The dehydration responsive element binding (DREB) transcription factors have been reported to be involved in stress responses. Most studies have focused on DREB genes in subgroups A-1 and A-2 in herbaceous plants, but there have been few reports on the functions of DREBs from the A-3–A-6 subgroups and in woody plants. Moreover, mulberry trees are ecologically and economically important perennial woody plants, but there has been little research on its stress physiology, biochemistry and molecular biology. In this study, a DREB gene from the mulberry tree, designated as MnDREB4A, classified into the A-4 subgroup by our previous study, was selected for further characterization. Our results showed that the MnDREB4A protein was localized to the nucleus where it activated transcription. The promoter of MnDREB4A can direct prominent expression downstream of the β-glucuronidase (GUS) gene under heat, cold, drought and salt stress, and GUS staining was deepest after 12 h of stress treatment. The MnDREB4A-overexpression transgenic tobacco showed the improved growth phenotype under untreated conditions, such as greener leaves, longer roots, and lower water loss and senescence rates. Overexpression of MnDREB4A in tobacco can significantly enhance tolerance to heat, cold, drought, and salt stresses in transgenic plants. The leaf discs and seedlings of transgenic plants reduced leaf wilting and senescence rates compared to the wild type plants under the different stress conditions. Further investigation showed that transgenic plants also had higher water contents and proline contents, and lower malondialdehyde contents under untreated condition and stress conditions. Our results indicate that the MnDREB4A protein plays an important role in plant stress tolerance.

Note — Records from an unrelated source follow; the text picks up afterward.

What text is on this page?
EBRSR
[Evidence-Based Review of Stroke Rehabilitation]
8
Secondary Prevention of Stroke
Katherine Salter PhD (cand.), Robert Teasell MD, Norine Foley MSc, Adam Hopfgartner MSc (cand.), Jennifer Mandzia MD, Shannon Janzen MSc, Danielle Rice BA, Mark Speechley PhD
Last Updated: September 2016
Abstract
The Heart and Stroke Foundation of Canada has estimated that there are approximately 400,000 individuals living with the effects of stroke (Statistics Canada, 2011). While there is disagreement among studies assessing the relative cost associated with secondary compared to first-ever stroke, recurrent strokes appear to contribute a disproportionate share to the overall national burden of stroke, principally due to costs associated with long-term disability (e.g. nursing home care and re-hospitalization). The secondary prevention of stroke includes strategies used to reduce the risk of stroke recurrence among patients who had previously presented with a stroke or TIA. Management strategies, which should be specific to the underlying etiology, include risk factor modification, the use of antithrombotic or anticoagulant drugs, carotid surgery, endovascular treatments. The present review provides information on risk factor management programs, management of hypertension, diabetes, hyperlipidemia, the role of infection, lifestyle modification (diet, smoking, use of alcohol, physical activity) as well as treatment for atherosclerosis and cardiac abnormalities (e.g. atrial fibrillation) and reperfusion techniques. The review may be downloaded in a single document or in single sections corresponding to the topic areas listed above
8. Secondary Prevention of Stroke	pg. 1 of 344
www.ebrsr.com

脱水应答元件结合蛋白（dehydration responsive element binding, DREB）转录因子已有研究报道参与植物胁迫应答过程。当前多数研究聚焦于草本植物中A-1和A-2亚组的DREB基因，而针对A-3至A-6亚组DREB的功能以及木本植物中该基因家族的相关研究仍较为稀缺。桑树作为兼具生态与经济价值的多年生木本植物，其胁迫生理、生化及分子生物学领域的研究尚且不足。本研究选取本课题组前期鉴定并归类至A-4亚组的桑树DREB基因MnDREB4A，开展进一步的功能表征工作。研究结果显示，MnDREB4A蛋白定位于细胞核，且可激活转录过程。MnDREB4A的启动子能够在热、冷、干旱及盐胁迫条件下，驱动下游β-葡萄糖苷酸酶（β-glucuronidase, GUS）基因高效表达，且在胁迫处理12小时后GUS染色信号最强。过表达MnDREB4A的转基因烟草在正常培养条件下即呈现出更优良的生长表型：叶片色泽更浓绿、根系更长，同时水分流失速率与衰老速率更低；在热、冷、干旱及盐胁迫环境中，该转基因烟草的胁迫耐受性显著提升，与野生型植株相比，转基因植株的叶圆片与幼苗在各类胁迫条件下均表现出更轻微的叶片萎蔫与衰老症状。进一步的检测表明，无论在正常培养还是胁迫处理条件下，转基因植株均拥有更高的水分含量与脯氨酸含量，而丙二醛含量更低。综合上述结果可知，MnDREB4A蛋白在植物胁迫耐受过程中发挥着重要的调控作用。